La morale degli stati sarà sempre superiore a quella dei terroristi, nonostante tutte le loro somiglianze proprio con un certo terrorismo sia collettivo che solitario.
Il motivo per cui ciò avviene è molto semplice: noi facciamo parte di queste comunità organizzate e riconosciamo loro la legittimità di combattere chi sparge terrore gratuitamente, colpendo civili innocenti, attaccando valori che, nel bene o nel male, sono avanzamenti verso uno stile di vita migliore che ancora non si coniuga con un cambiamento economico che vada nel senso della protezione prima e dell’evoluzione dopo dei diritti dei più deboli.

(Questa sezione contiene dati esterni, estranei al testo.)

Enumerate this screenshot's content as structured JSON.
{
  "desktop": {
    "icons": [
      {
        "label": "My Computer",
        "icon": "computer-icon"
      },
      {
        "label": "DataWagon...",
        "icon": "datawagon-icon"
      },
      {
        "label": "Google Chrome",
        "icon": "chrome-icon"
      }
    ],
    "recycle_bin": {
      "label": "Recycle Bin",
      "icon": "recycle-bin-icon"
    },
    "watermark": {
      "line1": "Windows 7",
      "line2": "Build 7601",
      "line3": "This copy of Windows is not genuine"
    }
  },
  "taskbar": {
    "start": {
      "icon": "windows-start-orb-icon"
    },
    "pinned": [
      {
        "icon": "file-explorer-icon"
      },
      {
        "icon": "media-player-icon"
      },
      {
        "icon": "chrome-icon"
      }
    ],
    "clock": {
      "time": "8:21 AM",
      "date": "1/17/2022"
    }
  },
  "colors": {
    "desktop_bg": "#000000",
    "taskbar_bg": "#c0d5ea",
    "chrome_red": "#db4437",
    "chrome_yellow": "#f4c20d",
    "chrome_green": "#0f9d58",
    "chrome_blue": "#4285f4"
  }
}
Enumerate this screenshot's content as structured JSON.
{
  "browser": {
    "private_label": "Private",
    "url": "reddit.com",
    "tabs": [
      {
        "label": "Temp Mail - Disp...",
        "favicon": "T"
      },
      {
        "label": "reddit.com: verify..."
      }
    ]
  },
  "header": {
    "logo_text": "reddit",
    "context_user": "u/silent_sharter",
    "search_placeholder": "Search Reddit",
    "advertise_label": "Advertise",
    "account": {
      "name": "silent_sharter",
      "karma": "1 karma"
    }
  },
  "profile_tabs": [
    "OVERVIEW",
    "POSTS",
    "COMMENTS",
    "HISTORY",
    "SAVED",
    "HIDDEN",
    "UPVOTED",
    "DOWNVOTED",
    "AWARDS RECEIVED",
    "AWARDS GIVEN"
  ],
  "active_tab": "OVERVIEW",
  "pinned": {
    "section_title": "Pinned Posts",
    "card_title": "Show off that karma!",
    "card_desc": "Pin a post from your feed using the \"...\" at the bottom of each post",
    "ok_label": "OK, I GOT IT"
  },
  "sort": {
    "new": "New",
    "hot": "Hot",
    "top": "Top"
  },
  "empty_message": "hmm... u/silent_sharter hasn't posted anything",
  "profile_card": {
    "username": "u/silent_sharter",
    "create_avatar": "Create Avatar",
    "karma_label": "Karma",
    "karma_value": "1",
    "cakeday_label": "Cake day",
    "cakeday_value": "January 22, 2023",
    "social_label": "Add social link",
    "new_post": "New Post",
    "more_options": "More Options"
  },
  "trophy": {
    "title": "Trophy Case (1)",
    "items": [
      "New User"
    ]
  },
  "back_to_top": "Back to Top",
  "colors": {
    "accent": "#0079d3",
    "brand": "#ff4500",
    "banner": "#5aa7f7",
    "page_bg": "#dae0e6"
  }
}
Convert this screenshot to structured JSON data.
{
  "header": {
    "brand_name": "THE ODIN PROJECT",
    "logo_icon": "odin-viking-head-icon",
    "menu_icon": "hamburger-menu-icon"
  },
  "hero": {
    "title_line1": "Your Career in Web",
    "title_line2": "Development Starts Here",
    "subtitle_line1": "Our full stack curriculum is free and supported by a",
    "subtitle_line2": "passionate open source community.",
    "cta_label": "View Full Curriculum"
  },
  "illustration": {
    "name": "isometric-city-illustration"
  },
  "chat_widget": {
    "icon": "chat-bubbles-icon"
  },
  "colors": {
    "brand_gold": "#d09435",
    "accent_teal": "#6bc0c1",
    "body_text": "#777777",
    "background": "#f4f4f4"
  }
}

Gli stati per uccidere e sterminare hanno solo bisogno di pretesti che diano una legittimità a queste azioni definite “guerre”. Ora sono “umanitarie”, ora sono “di difesa”… Ma sempre guerre sono.
Gli stati si contraddicono tra proclamazioni di fedeltà ai princìpi del diritto e delle costituzioni, ma pur sempre li hanno e formalmente garantiscono l’applicazione di quei diritti inalienabili degli esseri umani e viventi tutti.
Daesh invece è solo una macchina di terrore che vuole annientare chiunque sia diverso dal mondo medievale del califfo nero. E’ un super totalitarismo teocratico che aiuta quelle economie arabe e occidentali vendendo loro petrolio e sostenendole nella ridefinizione dei confini geopolitici per il controllo della regione mediorientale.
Daesh non è rivoluzionario, non sovverte nessun potere costituito, non fa evolvere la società in un mondo più libero, uguale e giusto; ci fa solamente ritornare ai tempi in cui l’omosessualità era un crimine, una malattia, una peste da eliminare e scansare con ogni mezzo.
Mateen il mezzo l’ha trovato: un fucile, una pistola. Un avvicinamento progressivo alle idee radicaleggianti e folli di un regime omicida e criminale.
Potete anche odiare gli omosessuali, potete dire che siamo “impuri”, “appestati”… Ma noi siamo semplicemente come voi, né più e né meno. Amiamo come voi, soffriamo come voi.
Oggi, soffriamo di più, perché l’amore muore quando tutto intorno chi ti osserva ti giudica, ti disprezza e alla fine ti odia. Per una paura figlia dell’ignoranza tanto laica quanto religiosa.
Il nostro arcobaleno ci unisce in questa lotta pacifica per la costante progressione dei diritti civili. Il nostro arcobaleno è bello e al sole splende nelle sue tinte più fervide e forti. Il nero del califfo oscura il sole. E per questo non vincerà.